The Queensland Government has further cemented its commitment to tackling the growing silicosis problem sweeping the nation, with WorkCover Queensland engaging two leading universities to undertake research relating to the support of workers diagnosed with silicosis.
Industrial Relations Minister Grace Grace announced the partnership recently and explained that Professor Malcolm Sim from Monash University and Professor Bob Cohen from the University of Illinois would lead expert teams to address critical issues including:
- the treatment, rehabilitation and retraining options that are available to improve workers’ capacity to work;
- the mental health impact and issues preventing a return to work; and
- ensuring the return to work environment is safe to protect workers’ long-term health.
“Both teams bring extensive experience in the management of dust diseases and best practice return to work,” Ms Grace said.
“They are involved in research and other initiatives in schemes across Australia and internationally to improve how workers with dust diseases are supported in their recovery.”
The research project is the next phase of the Palaszczuk Government’s response to the threat of silicosis, which Queensland is leading. “The Palaszczuk Government remains committed to protecting workers from the scourge of silicosis and supporting those who have been diagnosed and their families,” Ms Grace explained.
“This research will help continue to improve the support we provide, based on the latest research about best practice strategies.”
“Queensland is leading the nation in responding to the threat of silicosis,” she said.
“In September 2018 when the government received advice on the troubling spike in cases of silicosis in the engineered stone benchtop fabrication industry, it acted immediately, issuing a public alert about the risks of engineered stone and reminded the industry of the prohibition on the uncontrolled dry cutting of this stone,” she said.

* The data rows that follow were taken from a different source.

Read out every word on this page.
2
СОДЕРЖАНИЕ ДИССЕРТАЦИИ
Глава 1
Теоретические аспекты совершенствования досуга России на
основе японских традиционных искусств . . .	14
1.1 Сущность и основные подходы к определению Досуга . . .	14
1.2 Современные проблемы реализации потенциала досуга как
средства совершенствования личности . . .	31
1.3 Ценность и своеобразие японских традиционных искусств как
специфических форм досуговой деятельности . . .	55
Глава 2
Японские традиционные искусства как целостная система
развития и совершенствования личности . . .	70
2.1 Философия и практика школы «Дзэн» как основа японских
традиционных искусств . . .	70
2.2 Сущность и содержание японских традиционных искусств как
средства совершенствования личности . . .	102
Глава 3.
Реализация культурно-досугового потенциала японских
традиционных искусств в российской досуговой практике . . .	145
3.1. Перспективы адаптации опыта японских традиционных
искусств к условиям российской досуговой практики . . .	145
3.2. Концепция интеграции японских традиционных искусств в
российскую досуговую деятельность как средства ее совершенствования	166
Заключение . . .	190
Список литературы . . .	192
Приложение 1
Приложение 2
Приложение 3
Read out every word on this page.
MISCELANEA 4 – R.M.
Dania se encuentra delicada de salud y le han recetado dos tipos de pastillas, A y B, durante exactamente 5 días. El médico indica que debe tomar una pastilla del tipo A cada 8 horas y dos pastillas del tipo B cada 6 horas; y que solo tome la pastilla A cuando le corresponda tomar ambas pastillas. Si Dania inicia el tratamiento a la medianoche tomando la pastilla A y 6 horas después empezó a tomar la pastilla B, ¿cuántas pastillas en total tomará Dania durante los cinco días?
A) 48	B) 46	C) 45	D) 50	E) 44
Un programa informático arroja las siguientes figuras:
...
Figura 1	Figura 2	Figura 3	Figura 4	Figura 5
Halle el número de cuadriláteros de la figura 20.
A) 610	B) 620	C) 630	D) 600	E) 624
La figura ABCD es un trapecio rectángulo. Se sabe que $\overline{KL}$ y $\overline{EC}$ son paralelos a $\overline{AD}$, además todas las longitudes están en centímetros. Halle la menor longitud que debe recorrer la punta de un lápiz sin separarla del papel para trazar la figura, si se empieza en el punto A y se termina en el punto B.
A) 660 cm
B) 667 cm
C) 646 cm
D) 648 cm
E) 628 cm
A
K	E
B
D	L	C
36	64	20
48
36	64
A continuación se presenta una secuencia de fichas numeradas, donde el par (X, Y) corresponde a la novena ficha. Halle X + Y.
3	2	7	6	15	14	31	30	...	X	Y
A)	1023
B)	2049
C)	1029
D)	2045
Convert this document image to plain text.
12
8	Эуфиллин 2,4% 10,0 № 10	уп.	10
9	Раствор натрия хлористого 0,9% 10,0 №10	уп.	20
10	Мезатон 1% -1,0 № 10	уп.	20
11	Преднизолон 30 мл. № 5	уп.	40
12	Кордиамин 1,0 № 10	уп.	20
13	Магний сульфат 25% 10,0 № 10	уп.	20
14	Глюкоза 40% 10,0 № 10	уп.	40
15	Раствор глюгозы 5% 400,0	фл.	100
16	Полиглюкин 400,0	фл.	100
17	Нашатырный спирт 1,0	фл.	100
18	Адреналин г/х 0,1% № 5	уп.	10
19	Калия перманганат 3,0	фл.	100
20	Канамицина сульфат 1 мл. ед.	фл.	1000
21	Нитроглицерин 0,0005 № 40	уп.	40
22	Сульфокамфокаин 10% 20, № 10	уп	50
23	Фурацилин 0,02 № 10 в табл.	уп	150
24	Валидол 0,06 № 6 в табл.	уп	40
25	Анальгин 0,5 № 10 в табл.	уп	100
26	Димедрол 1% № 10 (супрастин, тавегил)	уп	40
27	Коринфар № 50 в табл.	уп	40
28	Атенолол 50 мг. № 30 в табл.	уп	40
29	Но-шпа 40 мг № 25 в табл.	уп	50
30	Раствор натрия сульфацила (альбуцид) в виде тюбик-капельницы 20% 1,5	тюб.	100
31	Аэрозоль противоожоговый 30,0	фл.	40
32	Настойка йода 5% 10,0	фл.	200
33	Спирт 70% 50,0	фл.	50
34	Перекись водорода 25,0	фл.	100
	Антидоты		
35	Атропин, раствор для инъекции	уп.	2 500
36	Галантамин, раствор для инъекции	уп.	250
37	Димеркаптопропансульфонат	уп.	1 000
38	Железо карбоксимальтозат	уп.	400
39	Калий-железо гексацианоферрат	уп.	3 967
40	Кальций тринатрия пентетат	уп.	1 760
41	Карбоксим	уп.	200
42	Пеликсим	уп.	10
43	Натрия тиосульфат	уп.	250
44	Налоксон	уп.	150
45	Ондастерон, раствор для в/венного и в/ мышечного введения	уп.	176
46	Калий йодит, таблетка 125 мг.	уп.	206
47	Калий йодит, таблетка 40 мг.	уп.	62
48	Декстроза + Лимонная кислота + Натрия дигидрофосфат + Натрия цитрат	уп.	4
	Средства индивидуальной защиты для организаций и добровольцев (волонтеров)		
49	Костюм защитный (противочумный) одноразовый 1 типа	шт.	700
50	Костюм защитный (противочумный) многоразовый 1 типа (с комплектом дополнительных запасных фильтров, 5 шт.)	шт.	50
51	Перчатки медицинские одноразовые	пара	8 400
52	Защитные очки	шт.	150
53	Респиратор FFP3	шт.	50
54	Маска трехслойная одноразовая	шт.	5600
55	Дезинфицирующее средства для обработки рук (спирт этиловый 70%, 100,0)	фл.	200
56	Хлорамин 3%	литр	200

“Since then, audits have been conducted on all known engineered stone benchtop fabricators in Queensland, health screening has been arranged for 1023 workers and forums for workers, employers and the medical community have been held, and counselling has been arranged workers and their families.
“We have also established an expert medical working group to develop clinical guidance and an Australian-first Dust Lung Disease register, and a new Code of Practice is close to finalisation.
WorkCover Chief Executive Officer Bruce Watson explained that the research would provide greater understanding as to the best way to support workers suffering from silicosis, as well as allowing greater access to knowledge for workers’ compensation schemes.
“WorkCover Queensland is committed to providing the best possible support to Queensland workers who are diagnosed with dust diseases and is now supporting more than 168 workers who have been diagnosed with silicosis or progressive massive fibrosis,” Mr Watson said.